Fausto Pinto, outgoing chairman of the Congress Programme Committee, described the SHIFT and EINSTEIN-DVT studies as the highlights of the ESC 2010 hot lines sessions. “We are all very excited by the results from SHIFT. Ivabradine is not a new drug but it is a new use in moderate to severe heart failure. The SHIFT trial – and the sub-study – both showed for the first time that reducing heart rate is beneficial for patients with heart failure.”
The largest-ever morbi-mortality study of treatments for chronic heart failure has shown that adding the specific heart rate lowering agent ivabradine (Procoralan, Servier) to standard therapy significantly reduces the risk of death and hospitalisation for heart failure.
Results from this new study, SHIFT (Systolic heart failure treatment with the I(f) inhibitor ivabradine trial), were presented at the ESC Congress and published in The Lancet.
SHIFT involved over 6,500 patients from 37 countries with moderate to severe heart failure and heart rate above 70bpm who were followed up for an average of 23 months. The results showed that ivabradine reduces the primary endpoint, a composite of cardiovascular death or hospitalisation for worsening heart failure, by 18% (p<0.0001).
Ivabradine also reduced the likelihood of death from heart failure by over a quarter (26%, p=0.014) and the risk of hospitalisation due to worsening heart failure by the same amount (26%, p<0.0001). These benefits were evident in just three months of treatment with Procoralan and despite the fact that patients were already receiving guideline recommended therapy (betablockers, angiotensin converting enzyme [ACE] inhibitors, diuretics or aldosterone antagonists). The study also confirmed that ivabradine has a good tolerability profile in these fragile patients.
“Twenty years after angiostensin converting enzyme inhibitors and 10 years after betablockers, we now have a new life-saving drug available for our patients,” said SHIFT executive committee co-chairman Michel Komajda, professor of Cardiology, University Pierre et Marie Curie Paris 6, France.
Ivabradine is currently used in angina patients as it relieves symptoms, myocardial ischaemia and reduces the risk of coronary events. The SHIFT study has now also demonstrated the prognostic benefits of ivabradine in chronic heart failure patients.
The SHIFT study is also the first study to specifically confirm that, due to ivabradine, isolated heart rate reduction reduces the risk of death or hospitalisation for heart failure. This finding confirms that heart rate plays a key role in the progression of disease.

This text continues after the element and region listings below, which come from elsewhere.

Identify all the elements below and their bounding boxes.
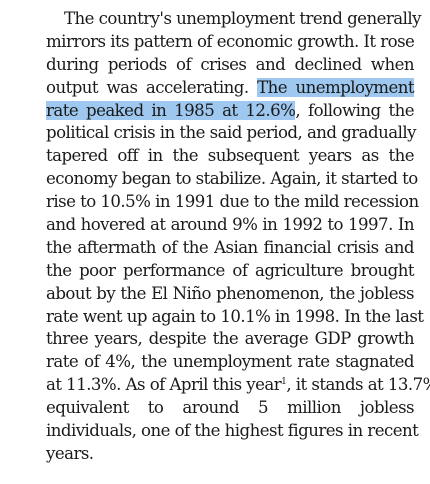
text-line-6: political crisis in the said period, and… xyxy=(46,123,416,143)
text-line-15: three years, despite the average GDP gro… xyxy=(46,329,415,349)
text-line-5: rate peaked in 1985 at 12.6%, following … xyxy=(46,100,415,123)
text-line-1: The country's unemployment trend general… xyxy=(64,9,421,28)
footnote-marker[interactable]: 1 xyxy=(281,377,287,388)
text-line-3: during periods of crises and declined wh… xyxy=(46,54,415,74)
text-line-19: individuals, one of the highest figures … xyxy=(46,421,419,441)
selected-text[interactable]: rate peaked in 1985 at 12.6% xyxy=(46,100,296,120)
text-segment: output was accelerating. xyxy=(46,77,258,97)
text-line-10: and hovered at around 9% in 1992 to 1997… xyxy=(46,215,415,235)
text-line-2: mirrors its pattern of economic growth. … xyxy=(46,31,415,51)
text-line-9: rise to 10.5% in 1991 due to the mild re… xyxy=(46,192,419,212)
text-line-13: about by the El Niño phenomenon, the job… xyxy=(46,283,415,303)
text-line-8: economy began to stabilize. Again, it st… xyxy=(46,169,418,189)
text-line-11: the aftermath of the Asian financial cri… xyxy=(46,237,415,257)
text-line-16: rate of 4%, the unemployment rate stagna… xyxy=(46,352,415,372)
text-line-20: years. xyxy=(46,443,94,463)
text-line-14: rate went up again to 10.1% in 1998. In … xyxy=(46,306,424,326)
document-paragraph: The country's unemployment trend general… xyxy=(46,8,430,466)
text-segment: at 11.3%. As of April this year xyxy=(46,375,282,395)
text-line-18: equivalent to around 5 million jobless xyxy=(46,398,415,418)
selected-text[interactable]: The unemployment xyxy=(257,77,415,97)
text-line-7: tapered off in the subsequent years as t… xyxy=(46,146,415,166)
text-segment: , following the xyxy=(295,100,415,120)
text-line-17: at 11.3%. As of April this year1, it sta… xyxy=(46,374,430,397)
text-segment: , it stands at 13.7% xyxy=(286,375,430,395)
text-line-12: the poor performance of agriculture brou… xyxy=(46,260,415,280)
text-line-4: output was accelerating. The unemploymen… xyxy=(46,77,415,100)
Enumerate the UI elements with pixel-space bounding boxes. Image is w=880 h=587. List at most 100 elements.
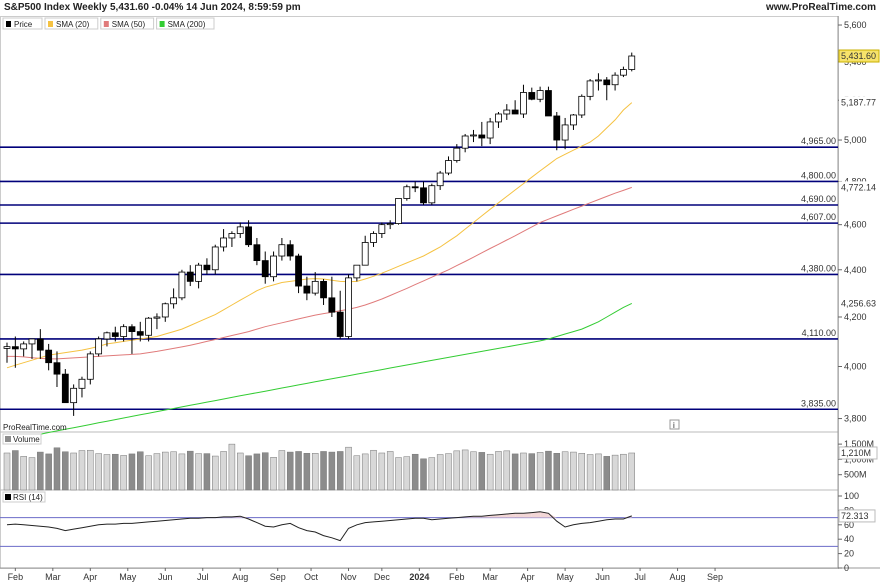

SHIFT co-chairman, Karl Swedberg from the Head of the Department of Emergency and Cardiovascular Medicine at University of Gothenburg, Sweden, said: “The SHIFT study has important implications for our clinical practice. It tells us that having a high heart rate is bad for heart failure patients. So we should routinely measure heart rate in all heart failure patients and, if it is above 70 beats per minute, heart rate lowering with ivabradine should be considered, irrespective of their background treatment.”
Patients received Procoralan or placebo in addition to their standard chronic heart failure treatment. These included ACE inhibitors and/or ARBs, betablockers, diuretics and aldosterone antagonists. A total of 89% of patients in the study received ACE inhibitors and betablockers, with more than half of them who received at least 50% of the target dose.
Inder Anand, University of Minnesota, USA, who discussed the results of the trial, said that unfortunately, a quarter of the heart failure population would be excluded because of the presence of atrial fibrillation where ivabradine is unlikely to have an effect.
“SHIFT investigators should be congratulated for conducting a very important study. SHIFT confirms the importance of heart rate in the pathophysiology of heart failure and supports the concept that reduction in heart rate contributes significantly to beneficial outcomes in patients with heart failure. In patients with systolic heart failure in SR with heart rate >70 bpm, receiving usual clinical care and unable to tolerate higher doses of beta-blockers, the addition of the pure heart rate reducing agent ivabradine is likely to improve heart failure outcomes,” Anand said.
SHIFT was funded by Servier, and coordinated by the SHIFT executive committee, an international group of heart failure experts.